This contrast of beauty and peril speaks directly to the experience of the filmmaker himself. Among the countless experimental techniques exhibited in Vertov's film, he employs a variety of modes which suggest self-reflexivity, especially as it relates to the filmmaker's balance of beauty and peril. From the very opening scene, there is a meta-reality implied by the acknowledgement of the content itself as being cinematic in nature. That is, the opening theatre sequence in which viewers file in, an orchestra prepares and a man readies the projector seems almost to reverse the concept of opening credits by mimicking the experience of the audience itself.
Such devices are employed thereafter as a vehicle for the delivery of the film itself. Long sweeping shots capture the filmmaker himself, traversing a symbolic demonstration of modern life. As Vertov observes the lives of citizens in the various Soviet cities used for the film's gathering of imagery, he transcribes the process of creating a film to an awakening in the early outset. The images of sleeping citizens, opening factories and vistas at dawn suggest a collective morning that implies more than just the act of rising for the day. Vertov connects the experiences of morning with the presentation of the filmmaker setting out for a day of . This corresponds with Friedberg's explanation that "the virtual gaze is not a direct perception but a received perception mediated through representation." Friedberg continues by explaining that the virtual gaze "travels in an imaginary flanerie through an imaginary elsewhere and imaginary elsewhen." (Friedberg, p. 2)
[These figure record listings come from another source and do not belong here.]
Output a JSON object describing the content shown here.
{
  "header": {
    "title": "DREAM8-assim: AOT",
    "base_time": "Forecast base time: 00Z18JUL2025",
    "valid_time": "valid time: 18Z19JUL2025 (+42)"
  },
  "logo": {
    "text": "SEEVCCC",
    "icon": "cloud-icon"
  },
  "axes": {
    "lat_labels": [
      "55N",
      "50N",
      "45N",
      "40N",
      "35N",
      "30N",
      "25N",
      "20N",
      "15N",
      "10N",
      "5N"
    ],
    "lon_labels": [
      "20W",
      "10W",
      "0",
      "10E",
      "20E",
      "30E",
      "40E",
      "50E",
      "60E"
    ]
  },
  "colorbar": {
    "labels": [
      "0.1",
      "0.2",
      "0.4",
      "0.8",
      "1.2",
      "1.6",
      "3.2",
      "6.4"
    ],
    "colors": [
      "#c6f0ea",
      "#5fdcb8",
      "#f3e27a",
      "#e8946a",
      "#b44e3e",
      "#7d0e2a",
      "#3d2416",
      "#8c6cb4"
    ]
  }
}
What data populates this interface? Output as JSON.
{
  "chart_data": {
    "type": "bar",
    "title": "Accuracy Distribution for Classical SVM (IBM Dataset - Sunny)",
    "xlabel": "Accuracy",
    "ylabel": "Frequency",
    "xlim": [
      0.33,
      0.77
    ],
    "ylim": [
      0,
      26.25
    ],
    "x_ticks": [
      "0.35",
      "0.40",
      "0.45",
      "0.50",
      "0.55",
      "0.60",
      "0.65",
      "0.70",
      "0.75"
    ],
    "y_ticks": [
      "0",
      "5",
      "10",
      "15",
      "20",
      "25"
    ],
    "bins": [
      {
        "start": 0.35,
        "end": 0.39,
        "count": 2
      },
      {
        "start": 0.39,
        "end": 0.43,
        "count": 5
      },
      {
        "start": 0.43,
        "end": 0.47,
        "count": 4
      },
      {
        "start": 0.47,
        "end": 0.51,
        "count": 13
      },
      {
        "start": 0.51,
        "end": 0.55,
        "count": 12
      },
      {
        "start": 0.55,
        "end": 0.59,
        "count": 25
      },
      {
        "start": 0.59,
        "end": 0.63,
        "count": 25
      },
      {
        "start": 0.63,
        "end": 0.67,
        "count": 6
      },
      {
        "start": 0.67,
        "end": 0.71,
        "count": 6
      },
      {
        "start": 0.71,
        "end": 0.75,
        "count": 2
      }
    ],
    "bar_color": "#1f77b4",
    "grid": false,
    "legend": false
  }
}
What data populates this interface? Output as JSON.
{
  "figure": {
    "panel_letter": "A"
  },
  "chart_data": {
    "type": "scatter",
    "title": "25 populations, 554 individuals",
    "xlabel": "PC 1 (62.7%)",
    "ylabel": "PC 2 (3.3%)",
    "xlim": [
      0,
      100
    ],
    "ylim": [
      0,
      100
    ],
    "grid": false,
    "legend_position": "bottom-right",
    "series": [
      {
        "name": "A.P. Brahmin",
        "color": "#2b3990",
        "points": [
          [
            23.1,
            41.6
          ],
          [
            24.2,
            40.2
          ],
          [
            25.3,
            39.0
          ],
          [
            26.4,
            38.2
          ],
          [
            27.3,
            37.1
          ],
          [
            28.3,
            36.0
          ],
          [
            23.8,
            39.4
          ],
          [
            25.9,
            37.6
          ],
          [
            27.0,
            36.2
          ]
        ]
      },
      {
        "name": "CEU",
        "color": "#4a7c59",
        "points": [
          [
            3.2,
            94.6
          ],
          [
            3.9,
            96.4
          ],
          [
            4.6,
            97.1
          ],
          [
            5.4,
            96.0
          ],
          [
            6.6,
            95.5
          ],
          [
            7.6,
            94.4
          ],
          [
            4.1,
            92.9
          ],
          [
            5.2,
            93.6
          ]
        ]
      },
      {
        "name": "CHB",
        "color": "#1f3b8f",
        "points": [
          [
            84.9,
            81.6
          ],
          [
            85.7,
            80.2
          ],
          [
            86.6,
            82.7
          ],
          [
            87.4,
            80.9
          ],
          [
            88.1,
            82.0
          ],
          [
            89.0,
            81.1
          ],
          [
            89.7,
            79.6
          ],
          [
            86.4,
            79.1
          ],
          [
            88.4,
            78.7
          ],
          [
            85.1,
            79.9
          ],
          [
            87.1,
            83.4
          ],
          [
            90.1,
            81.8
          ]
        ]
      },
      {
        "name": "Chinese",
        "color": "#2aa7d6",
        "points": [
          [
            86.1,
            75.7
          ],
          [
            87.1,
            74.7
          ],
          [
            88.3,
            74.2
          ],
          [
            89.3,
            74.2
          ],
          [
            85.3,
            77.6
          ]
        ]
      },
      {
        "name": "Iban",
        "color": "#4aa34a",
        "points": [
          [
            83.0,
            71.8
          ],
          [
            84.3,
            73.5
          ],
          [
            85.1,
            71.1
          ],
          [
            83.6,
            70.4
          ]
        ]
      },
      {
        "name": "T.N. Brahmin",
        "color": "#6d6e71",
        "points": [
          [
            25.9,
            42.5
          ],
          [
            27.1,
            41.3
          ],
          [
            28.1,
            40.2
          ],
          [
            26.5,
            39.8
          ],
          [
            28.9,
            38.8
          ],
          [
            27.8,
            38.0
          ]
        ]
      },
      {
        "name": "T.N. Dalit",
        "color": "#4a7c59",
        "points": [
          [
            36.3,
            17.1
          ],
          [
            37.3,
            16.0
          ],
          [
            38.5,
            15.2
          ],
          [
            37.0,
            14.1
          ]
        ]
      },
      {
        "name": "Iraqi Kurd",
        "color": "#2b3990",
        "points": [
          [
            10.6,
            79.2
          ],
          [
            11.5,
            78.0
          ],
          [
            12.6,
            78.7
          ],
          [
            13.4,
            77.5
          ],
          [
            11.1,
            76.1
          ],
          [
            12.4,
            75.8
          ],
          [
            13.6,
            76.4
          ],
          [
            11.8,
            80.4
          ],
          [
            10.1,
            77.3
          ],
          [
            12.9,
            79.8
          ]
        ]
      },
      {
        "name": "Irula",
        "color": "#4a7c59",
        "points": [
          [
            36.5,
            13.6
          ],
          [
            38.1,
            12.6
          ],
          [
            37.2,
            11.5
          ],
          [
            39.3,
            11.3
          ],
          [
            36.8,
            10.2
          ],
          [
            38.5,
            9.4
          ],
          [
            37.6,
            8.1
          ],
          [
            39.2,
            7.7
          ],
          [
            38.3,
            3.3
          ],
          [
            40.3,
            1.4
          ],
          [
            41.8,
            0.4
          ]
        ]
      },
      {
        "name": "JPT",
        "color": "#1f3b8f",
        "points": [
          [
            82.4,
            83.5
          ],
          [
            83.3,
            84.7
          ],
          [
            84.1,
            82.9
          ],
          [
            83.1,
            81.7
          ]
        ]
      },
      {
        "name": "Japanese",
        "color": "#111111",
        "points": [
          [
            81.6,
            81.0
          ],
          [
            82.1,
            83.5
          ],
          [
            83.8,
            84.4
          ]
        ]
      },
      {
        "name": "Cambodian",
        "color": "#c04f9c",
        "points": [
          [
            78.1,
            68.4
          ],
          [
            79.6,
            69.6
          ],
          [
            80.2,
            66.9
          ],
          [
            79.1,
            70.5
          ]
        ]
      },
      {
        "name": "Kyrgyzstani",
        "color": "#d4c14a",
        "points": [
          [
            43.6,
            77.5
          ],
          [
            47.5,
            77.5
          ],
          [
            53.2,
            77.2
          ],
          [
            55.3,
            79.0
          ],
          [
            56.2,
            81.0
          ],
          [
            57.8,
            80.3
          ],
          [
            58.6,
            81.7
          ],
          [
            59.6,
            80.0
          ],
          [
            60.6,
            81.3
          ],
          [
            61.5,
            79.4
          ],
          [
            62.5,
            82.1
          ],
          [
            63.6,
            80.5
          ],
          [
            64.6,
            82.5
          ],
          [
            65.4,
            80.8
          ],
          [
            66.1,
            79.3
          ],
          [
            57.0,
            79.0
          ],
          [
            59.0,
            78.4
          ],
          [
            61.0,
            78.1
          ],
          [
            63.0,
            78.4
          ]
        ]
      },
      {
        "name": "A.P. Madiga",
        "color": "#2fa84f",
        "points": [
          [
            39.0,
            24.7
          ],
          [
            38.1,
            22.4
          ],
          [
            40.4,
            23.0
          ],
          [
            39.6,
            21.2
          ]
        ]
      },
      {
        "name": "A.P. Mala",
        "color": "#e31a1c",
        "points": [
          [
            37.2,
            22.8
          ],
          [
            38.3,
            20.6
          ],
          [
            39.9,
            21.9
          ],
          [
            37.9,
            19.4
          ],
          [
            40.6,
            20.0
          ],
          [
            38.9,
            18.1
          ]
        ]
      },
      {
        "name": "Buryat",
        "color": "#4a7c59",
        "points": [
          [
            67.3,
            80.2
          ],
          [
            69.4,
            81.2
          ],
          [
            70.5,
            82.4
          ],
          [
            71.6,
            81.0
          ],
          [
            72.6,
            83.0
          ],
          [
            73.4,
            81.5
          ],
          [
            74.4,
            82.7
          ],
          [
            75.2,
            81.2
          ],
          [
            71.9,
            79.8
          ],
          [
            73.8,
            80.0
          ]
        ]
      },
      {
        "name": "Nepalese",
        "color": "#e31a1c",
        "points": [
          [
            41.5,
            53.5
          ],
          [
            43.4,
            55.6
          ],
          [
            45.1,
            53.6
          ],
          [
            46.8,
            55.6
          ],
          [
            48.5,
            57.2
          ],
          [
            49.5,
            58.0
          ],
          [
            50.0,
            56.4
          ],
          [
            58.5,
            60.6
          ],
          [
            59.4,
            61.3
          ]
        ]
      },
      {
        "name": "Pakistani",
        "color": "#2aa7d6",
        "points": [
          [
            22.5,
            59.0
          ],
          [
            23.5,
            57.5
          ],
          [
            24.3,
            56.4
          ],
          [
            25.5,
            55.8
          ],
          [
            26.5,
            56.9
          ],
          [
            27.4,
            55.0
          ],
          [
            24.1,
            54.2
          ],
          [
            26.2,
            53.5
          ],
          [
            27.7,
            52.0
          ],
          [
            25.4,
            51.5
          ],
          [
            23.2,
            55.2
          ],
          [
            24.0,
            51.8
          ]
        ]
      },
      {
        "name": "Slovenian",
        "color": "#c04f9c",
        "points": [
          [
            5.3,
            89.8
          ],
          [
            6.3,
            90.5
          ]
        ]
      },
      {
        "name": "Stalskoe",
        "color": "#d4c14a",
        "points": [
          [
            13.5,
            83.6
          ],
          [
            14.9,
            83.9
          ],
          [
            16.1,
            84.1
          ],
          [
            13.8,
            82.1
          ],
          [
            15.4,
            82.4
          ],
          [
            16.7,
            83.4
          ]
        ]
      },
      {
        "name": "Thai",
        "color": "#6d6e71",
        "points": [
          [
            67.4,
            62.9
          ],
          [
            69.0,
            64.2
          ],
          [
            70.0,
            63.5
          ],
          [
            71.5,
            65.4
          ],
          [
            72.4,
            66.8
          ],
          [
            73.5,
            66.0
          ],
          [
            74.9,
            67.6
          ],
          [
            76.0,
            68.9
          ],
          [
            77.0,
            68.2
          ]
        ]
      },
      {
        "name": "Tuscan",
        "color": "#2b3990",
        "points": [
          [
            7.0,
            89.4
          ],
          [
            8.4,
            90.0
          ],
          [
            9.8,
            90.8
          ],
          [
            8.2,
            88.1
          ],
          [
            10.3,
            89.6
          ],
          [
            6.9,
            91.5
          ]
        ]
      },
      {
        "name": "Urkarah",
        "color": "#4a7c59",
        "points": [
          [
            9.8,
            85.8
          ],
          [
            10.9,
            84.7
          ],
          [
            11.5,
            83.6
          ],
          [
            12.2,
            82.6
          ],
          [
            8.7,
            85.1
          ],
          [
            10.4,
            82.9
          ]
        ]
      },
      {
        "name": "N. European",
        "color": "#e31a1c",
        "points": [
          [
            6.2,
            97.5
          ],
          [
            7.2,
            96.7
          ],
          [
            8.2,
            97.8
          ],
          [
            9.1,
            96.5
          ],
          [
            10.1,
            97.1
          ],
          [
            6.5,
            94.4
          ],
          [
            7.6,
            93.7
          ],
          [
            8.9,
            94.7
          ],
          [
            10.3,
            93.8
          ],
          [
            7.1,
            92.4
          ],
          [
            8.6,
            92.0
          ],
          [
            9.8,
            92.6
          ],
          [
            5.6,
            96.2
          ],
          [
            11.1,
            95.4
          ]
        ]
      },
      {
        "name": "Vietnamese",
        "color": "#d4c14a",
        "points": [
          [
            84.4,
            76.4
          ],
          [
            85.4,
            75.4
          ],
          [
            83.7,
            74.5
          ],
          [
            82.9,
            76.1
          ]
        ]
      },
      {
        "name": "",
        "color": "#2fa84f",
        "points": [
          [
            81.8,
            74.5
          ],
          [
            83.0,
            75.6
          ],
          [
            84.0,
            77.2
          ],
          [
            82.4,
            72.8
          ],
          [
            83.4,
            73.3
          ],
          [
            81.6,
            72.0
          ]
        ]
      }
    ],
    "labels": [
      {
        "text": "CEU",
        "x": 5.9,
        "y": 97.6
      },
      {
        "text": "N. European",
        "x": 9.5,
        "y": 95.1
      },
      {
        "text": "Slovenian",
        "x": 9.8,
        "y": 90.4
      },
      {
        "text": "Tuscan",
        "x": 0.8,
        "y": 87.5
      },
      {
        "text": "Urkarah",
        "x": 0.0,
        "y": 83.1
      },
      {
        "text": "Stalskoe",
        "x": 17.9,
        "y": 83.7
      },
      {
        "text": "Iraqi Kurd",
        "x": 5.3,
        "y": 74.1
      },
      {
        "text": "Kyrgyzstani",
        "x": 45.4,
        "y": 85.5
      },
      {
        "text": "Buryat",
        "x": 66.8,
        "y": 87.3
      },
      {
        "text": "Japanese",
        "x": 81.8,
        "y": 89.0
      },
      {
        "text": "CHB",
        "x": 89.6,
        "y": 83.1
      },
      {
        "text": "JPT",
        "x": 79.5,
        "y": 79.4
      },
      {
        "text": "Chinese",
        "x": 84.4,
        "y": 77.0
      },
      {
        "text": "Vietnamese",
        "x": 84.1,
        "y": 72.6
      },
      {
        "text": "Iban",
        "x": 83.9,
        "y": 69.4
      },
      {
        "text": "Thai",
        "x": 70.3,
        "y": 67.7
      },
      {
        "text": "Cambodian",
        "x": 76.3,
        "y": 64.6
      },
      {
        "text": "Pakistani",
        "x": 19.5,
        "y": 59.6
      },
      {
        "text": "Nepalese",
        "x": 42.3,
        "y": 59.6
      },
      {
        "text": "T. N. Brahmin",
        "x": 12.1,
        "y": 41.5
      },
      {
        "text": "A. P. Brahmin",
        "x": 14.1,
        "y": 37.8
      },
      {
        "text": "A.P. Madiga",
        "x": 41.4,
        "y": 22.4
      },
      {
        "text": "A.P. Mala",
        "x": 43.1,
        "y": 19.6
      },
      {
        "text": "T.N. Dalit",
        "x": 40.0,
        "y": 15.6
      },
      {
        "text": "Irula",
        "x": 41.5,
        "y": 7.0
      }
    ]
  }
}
Quite so, the way that Vertov jumps rapidly from one place to another, presumably representing infinite moments occurring in simultaneity, and moreover the way that Vertov only reveals selected bits of each image he offers, suggest that the morning at the outset of the film is a symbolic one. A concrete presentation of this moment would not allow for the sheer spectrum of images used to suggest this universal human experience of awakening.
Works Cited:
Friedberg, A. (1994). Window Shopping: Cinema and the Postmodern. University of California Press.